There is a pair of Japanese beetles outside the window next to me right now. They are trapped within a vented jar my son and his grandma used today for their bug safari. What's interesting is not that they are there, but that they apparently happen to be male and female and the aggressive male is not letting his lust object go. But now that they have, I see they are both stuck on their backs on the slick bottle bottom. And now they are free but separately struggling as hard as they can to scale the impossibly high walls. Now even trying to fly and failing miserably to drop yet again on their backs. Is this what we look like to You sometimes, Lord? With a transparent wall of unbelief standing between us and freedom? Struggling our hardest in our own strength using our own tools to get free, never realizing that if only we were to appeal to Your mercy You could twist off the cap with a flick of Your wrist, reach in gently, and pull us out... even put us back on our feet? What stiff necks, hard hearts, and shells of pride we carry on our backs! I am sorry, Lord, for hearing but not listening. Struggling like a jarred beetle.

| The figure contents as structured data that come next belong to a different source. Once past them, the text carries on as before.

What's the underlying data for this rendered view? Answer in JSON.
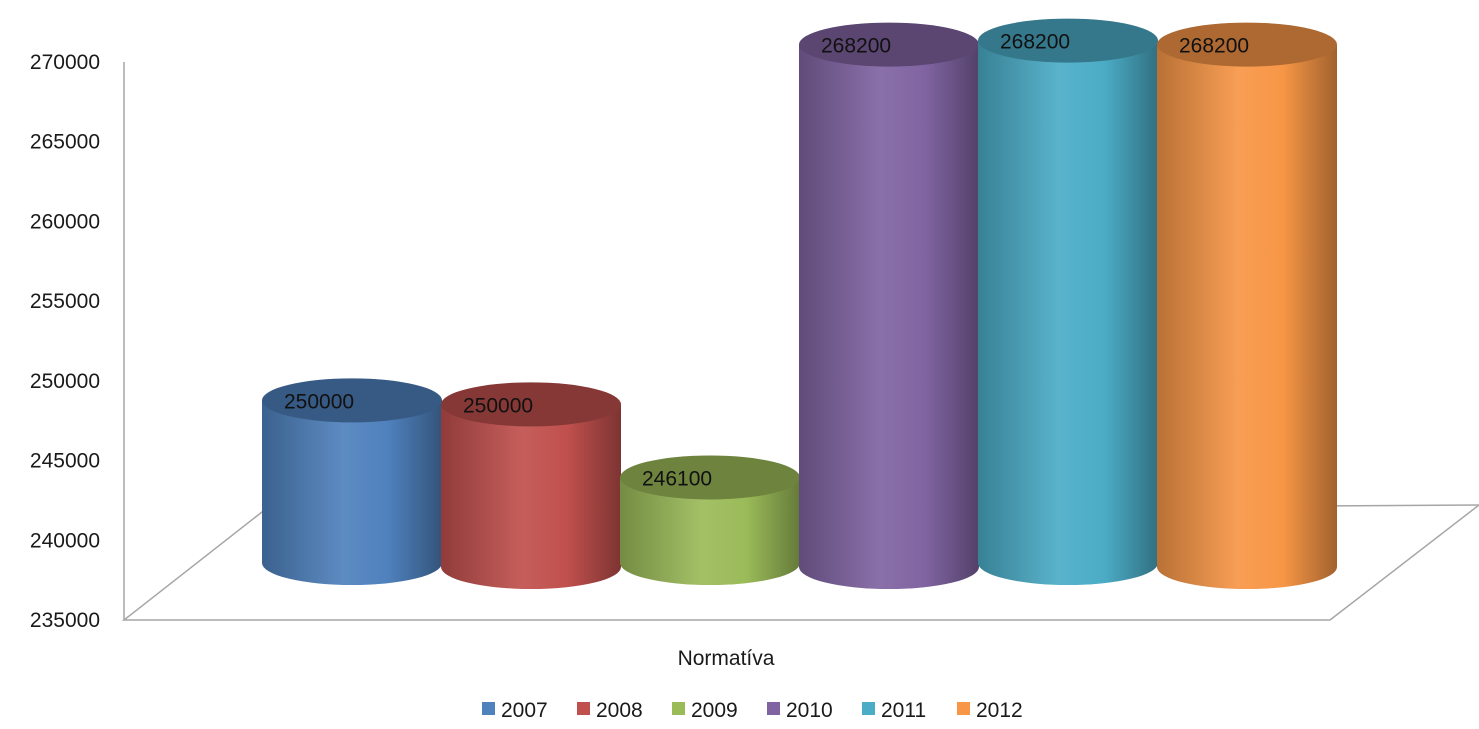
{
  "chart_data": {
    "type": "bar",
    "style": "3d-cylinder",
    "categories": [
      "Normatíva"
    ],
    "series": [
      {
        "name": "2007",
        "value": 250000,
        "label": "250000",
        "color": "#4f81bd"
      },
      {
        "name": "2008",
        "value": 250000,
        "label": "250000",
        "color": "#c0504d"
      },
      {
        "name": "2009",
        "value": 246100,
        "label": "246100",
        "color": "#9bbb59"
      },
      {
        "name": "2010",
        "value": 268200,
        "label": "268200",
        "color": "#8064a2"
      },
      {
        "name": "2011",
        "value": 268200,
        "label": "268200",
        "color": "#4bacc6"
      },
      {
        "name": "2012",
        "value": 268200,
        "label": "268200",
        "color": "#f79646"
      }
    ],
    "ylim": [
      235000,
      270000
    ],
    "yticks": [
      "235000",
      "240000",
      "245000",
      "250000",
      "255000",
      "260000",
      "265000",
      "270000"
    ],
    "grid": false,
    "legend_position": "bottom"
  }
}
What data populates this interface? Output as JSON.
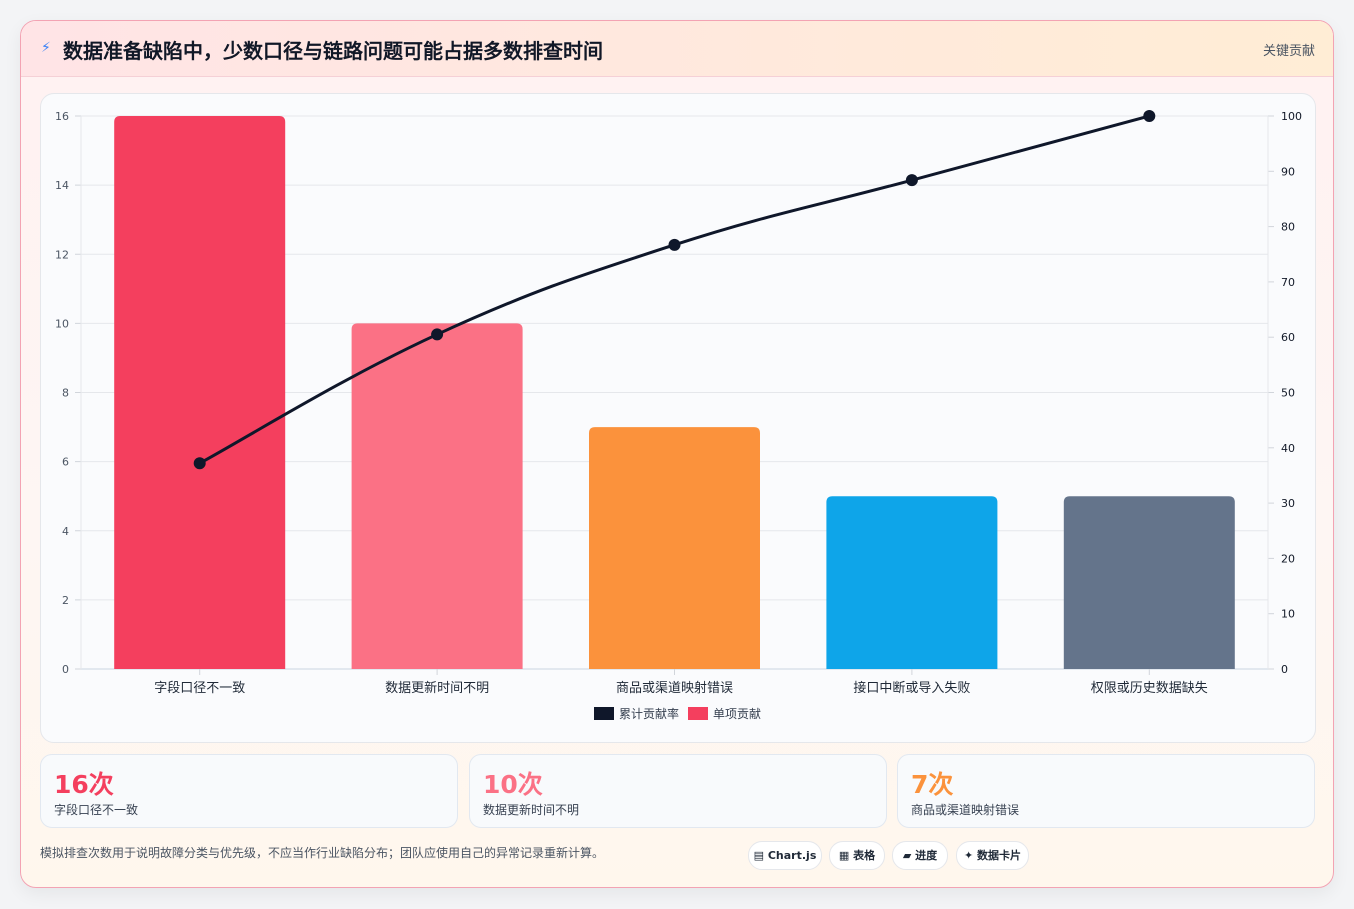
{
  "header": {
    "icon": "lightning-icon",
    "title": "数据准备缺陷中，少数口径与链路问题可能占据多数排查时间",
    "tag": "关键贡献"
  },
  "chart_data": {
    "type": "bar",
    "categories": [
      "字段口径不一致",
      "数据更新时间不明",
      "商品或渠道映射错误",
      "接口中断或导入失败",
      "权限或历史数据缺失"
    ],
    "series": [
      {
        "name": "单项贡献",
        "type": "bar",
        "axis": "left",
        "values": [
          16,
          10,
          7,
          5,
          5
        ],
        "colors": [
          "#f43f5e",
          "#fb7185",
          "#fb923c",
          "#0ea5e9",
          "#64748b"
        ]
      },
      {
        "name": "累计贡献率",
        "type": "line",
        "axis": "right",
        "values": [
          37.2,
          60.5,
          76.7,
          88.4,
          100
        ],
        "color": "#0f172a"
      }
    ],
    "ylim": [
      0,
      16
    ],
    "yticks": [
      0,
      2,
      4,
      6,
      8,
      10,
      12,
      14,
      16
    ],
    "y2lim": [
      0,
      100
    ],
    "y2ticks": [
      0,
      10,
      20,
      30,
      40,
      50,
      60,
      70,
      80,
      90,
      100
    ],
    "legend": {
      "position": "bottom",
      "entries": [
        "累计贡献率",
        "单项贡献"
      ]
    },
    "grid": true
  },
  "stats": [
    {
      "value": "16次",
      "label": "字段口径不一致",
      "color": "#f43f5e"
    },
    {
      "value": "10次",
      "label": "数据更新时间不明",
      "color": "#fb7185"
    },
    {
      "value": "7次",
      "label": "商品或渠道映射错误",
      "color": "#fb923c"
    }
  ],
  "footer": {
    "note": "模拟排查次数用于说明故障分类与优先级，不应当作行业缺陷分布；团队应使用自己的异常记录重新计算。",
    "pills": [
      {
        "icon": "chart-icon",
        "glyph": "▤",
        "label": "Chart.js"
      },
      {
        "icon": "table-icon",
        "glyph": "▦",
        "label": "表格"
      },
      {
        "icon": "progress-icon",
        "glyph": "▰",
        "label": "进度"
      },
      {
        "icon": "sparkle-icon",
        "glyph": "✦",
        "label": "数据卡片"
      }
    ]
  }
}
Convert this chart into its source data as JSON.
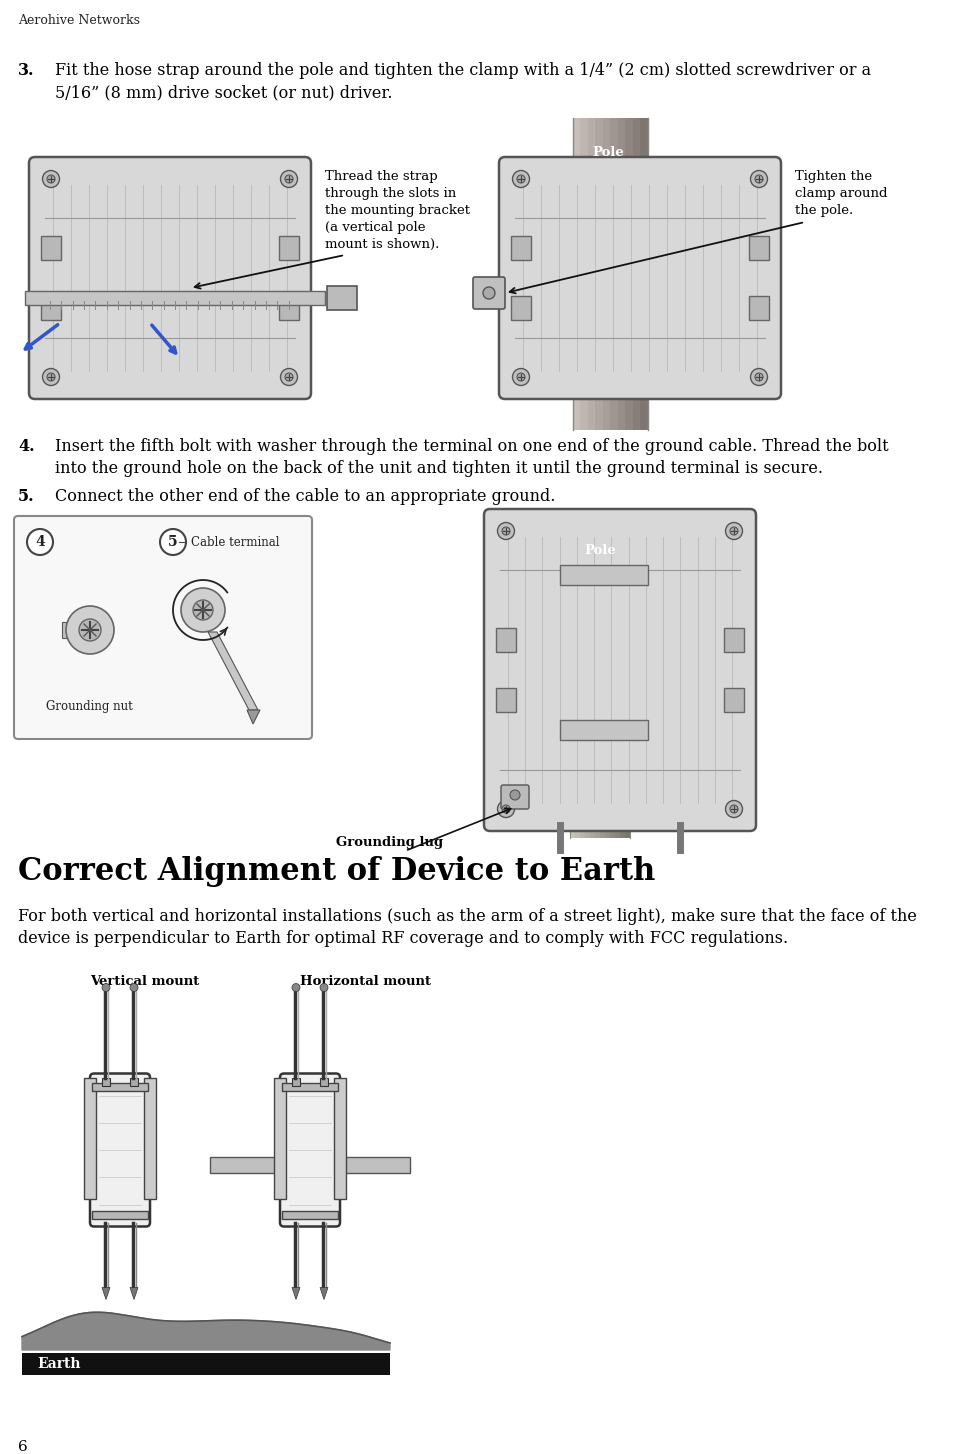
{
  "header_text": "Aerohive Networks",
  "page_number": "6",
  "step3_num": "3.",
  "step3_line1": "Fit the hose strap around the pole and tighten the clamp with a 1/4” (2 cm) slotted screwdriver or a",
  "step3_line2": "5/16” (8 mm) drive socket (or nut) driver.",
  "step4_num": "4.",
  "step4_line1": "Insert the fifth bolt with washer through the terminal on one end of the ground cable. Thread the bolt",
  "step4_line2": "into the ground hole on the back of the unit and tighten it until the ground terminal is secure.",
  "step5_num": "5.",
  "step5_line1": "Connect the other end of the cable to an appropriate ground.",
  "section_title": "Correct Alignment of Device to Earth",
  "section_body_line1": "For both vertical and horizontal installations (such as the arm of a street light), make sure that the face of the",
  "section_body_line2": "device is perpendicular to Earth for optimal RF coverage and to comply with FCC regulations.",
  "label_thread_strap": "Thread the strap\nthrough the slots in\nthe mounting bracket\n(a vertical pole\nmount is shown).",
  "label_tighten_clamp": "Tighten the\nclamp around\nthe pole.",
  "label_pole1": "Pole",
  "label_pole2": "Pole",
  "label_grounding_lug": "Grounding lug",
  "label_grounding_nut": "Grounding nut",
  "label_cable_terminal": "Cable terminal",
  "label_vertical_mount": "Vertical mount",
  "label_horizontal_mount": "Horizontal mount",
  "label_earth": "Earth",
  "bg_color": "#ffffff",
  "text_color": "#000000",
  "gray_light": "#d0d0d0",
  "gray_mid": "#aaaaaa",
  "gray_dark": "#777777",
  "pole_color_top": "#c8c0b8",
  "pole_color_bot": "#888078"
}
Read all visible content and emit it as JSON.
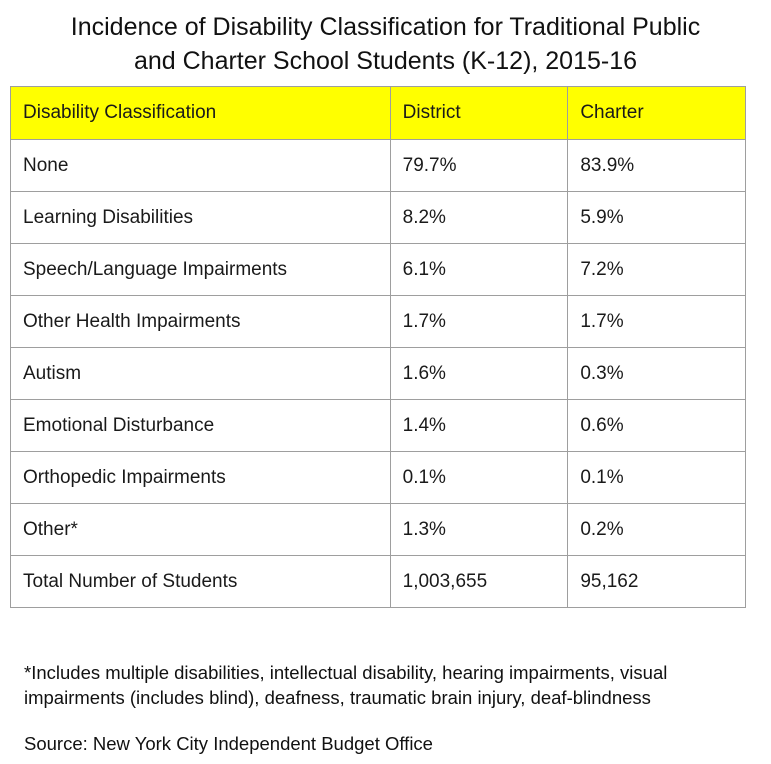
{
  "chart_data": {
    "type": "table",
    "title": "Incidence of Disability Classification for Traditional Public and Charter School Students (K-12), 2015-16",
    "title_lines": [
      "Incidence of Disability Classification for Traditional Public",
      "and Charter School Students (K-12), 2015-16"
    ],
    "columns": [
      "Disability Classification",
      "District",
      "Charter"
    ],
    "rows": [
      {
        "label": "None",
        "district": "79.7%",
        "charter": "83.9%"
      },
      {
        "label": "Learning Disabilities",
        "district": "8.2%",
        "charter": "5.9%"
      },
      {
        "label": "Speech/Language Impairments",
        "district": "6.1%",
        "charter": "7.2%"
      },
      {
        "label": "Other Health Impairments",
        "district": "1.7%",
        "charter": "1.7%"
      },
      {
        "label": "Autism",
        "district": "1.6%",
        "charter": "0.3%"
      },
      {
        "label": "Emotional Disturbance",
        "district": "1.4%",
        "charter": "0.6%"
      },
      {
        "label": "Orthopedic Impairments",
        "district": "0.1%",
        "charter": "0.1%"
      },
      {
        "label": "Other*",
        "district": "1.3%",
        "charter": "0.2%"
      },
      {
        "label": "Total Number of Students",
        "district": "1,003,655",
        "charter": "95,162"
      }
    ],
    "header_color": "#ffff00",
    "grid": true
  },
  "footnote": {
    "lines": [
      "*Includes multiple disabilities, intellectual disability, hearing impairments, visual",
      "impairments (includes blind), deafness, traumatic brain injury, deaf-blindness"
    ]
  },
  "source": "Source: New York City Independent Budget Office"
}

We have been learning about miracles in the Believing God bible study by Beth Moore. During this time, I became very sick with a stomach flu and was miserable for several days. I could feel myself being unpleasant to live with and knowing that I shouldn't need to be this affected in my mood just because my body was unwell. I KNOW I have a choice not to be moody, but yet I feel completely helpless (and maybe a little glad that I don't have to act better than I feel) to change it in the moment. So I was doing my study and came to a point about how part of the reason God doesn't perform as many obvious miracles during these times is because we don't believe He can or will. I cautiously asked the Lord to heal my sickness. And while I felt a little relief after that (which Doubt says was all in my head), I didn't get instantly better. I figured that was OK - I wasn't demanding anything of Him and didn't expect that every request would be answered the way I wanted. But then we had our video lesson and she mentioned that God reserves the right to prefer to answer with the priority on the SPIRITUAL health of a person instead of the physical. So the Holy Spirit hit me (later) with the revelation that I was asking for the smaller miracle and He denied me the physical because He wanted to teach me that spiritual truth! The easier thing to do would have been to heal my sickness. The MUCH harder thing is to heal my mood and whatever spiritual darkness I was experiencing. I would much rather miraculously be content and joyful whatever the circumstances than to get miraculously healed of every circumstance! Both are absolute miracles of God. I am foolish to think that seen miracles are greater than unseen ones! If we could only see the spiritual victories that happen inside our brothers and sisters in Christ, we would be praising the Lord for His amazing miracles far more often, I think!

Hallelujah Lord Almighty! You are an awesome God! I praise You and I thank You that I am Your miracle and that every victory I allow You to have in me is the most radical show of Your power! Help me rejoice over my friends and family when they have similar miracles sown into their lives. Help me be thankful as well for the many physical blessings You have been so faithful to provide! The house You made for us is WONDERFUL! I love it and I love YOU so much!